Um deine Fragen zu beantworten: Nein, niemand besitzt diesen Körper, niemand hat ihn. Es gibt "etwas", das ihn wahrnimmt, in dem die Körperempfindungen, Sinneswahrnehmungen etc. auftauchen. Und es kommen Impulse, die diesen Körper bewegen und Handlungen ausführen lassen. Es kommen Gedanken, die Angst um diesen Körper haben, wenn er krank ist; es gibt Vorstellungen davon, wie der Körper sein sollte, könnte. Aber der Körper gehört deshalb trotzdem niemandem.
Zu dem oben erwähnten "etwas": Es ist kein fassbares Etwas, kein Ich oder so, um keine Verwirrung zu stiften. "Es" ist einfach, grenzenlos. Vielleicht würdest du sagen, es sei Wahrnehmung selber/Bewusstsein/grenzenloses Sein, was auch immer.
Die Wichtigste ist, dass alles in/als Wahrnehmung erscheint.
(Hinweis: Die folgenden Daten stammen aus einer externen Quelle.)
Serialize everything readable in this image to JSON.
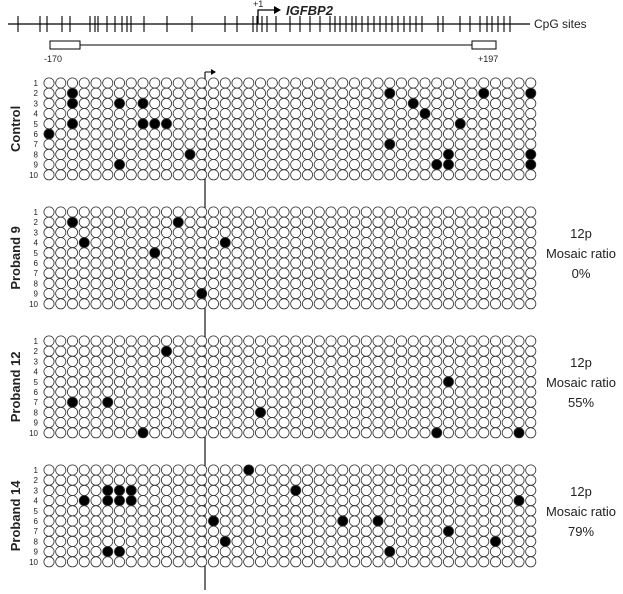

Weisst du, wieviele Male ich das schon gehört oder gelesen habe? Und heut ist's das erste Mal, dass es mir erfahrbar erscheint, ich kann's nicht beschreiben, denn es entzieht sich den Worten. Ja, JA, so ist's! Das möcht ich noch wirken lassen.
Ich empfehle dir, all die obigen Übungen nicht nur als Übung zu machen, sondern als Dauer-Meditation wann immer du daran denkst.
Ja, bin ich dran, immer wieder am Tag. Das Avatar-Zusammenbasteln ist auch immer wieder dran ;-)
Wie lange bleibt eine Karotte Karotte wenn du sie ist, und zu welchem Zeitpunkt ist sie du? Wenn sie verarbeitet den Körper wieder verläßt - ist sie dann immer noch du? Ist Atemluft getrennt von dir? Was mit den Sauerstoffpartikeln im Blut? Sind Bäume Teil deines Atemsystems? Oder bist du Teil ihres Atemsystems? Sind deine Gene deine Gene oder die deiner Vorfahren?
Danke, das war hilfreich und beruhigt die Denkmaschine. Haben mich auch grad sehr berührt, diese Vorstellungen. Da kommt auf einmal soviel Liebe auf, ich könnte grad heulen.
Was gibt es außerhalb von Erfahrung?
Nichts. Alles andere sind Vorstellungen, Erinnerungen, Gedanken. Und die verschwinden wieder.

Uff, das war jetzt heftig. Da ist im Moment viel Traurigkeit, Berührtsein, Liebe und Leichtigkeit. Und allerlei Gedanken dazu aber die interessieren gerade nicht sonderlich und sind einfach. Danke dir für die Fragen!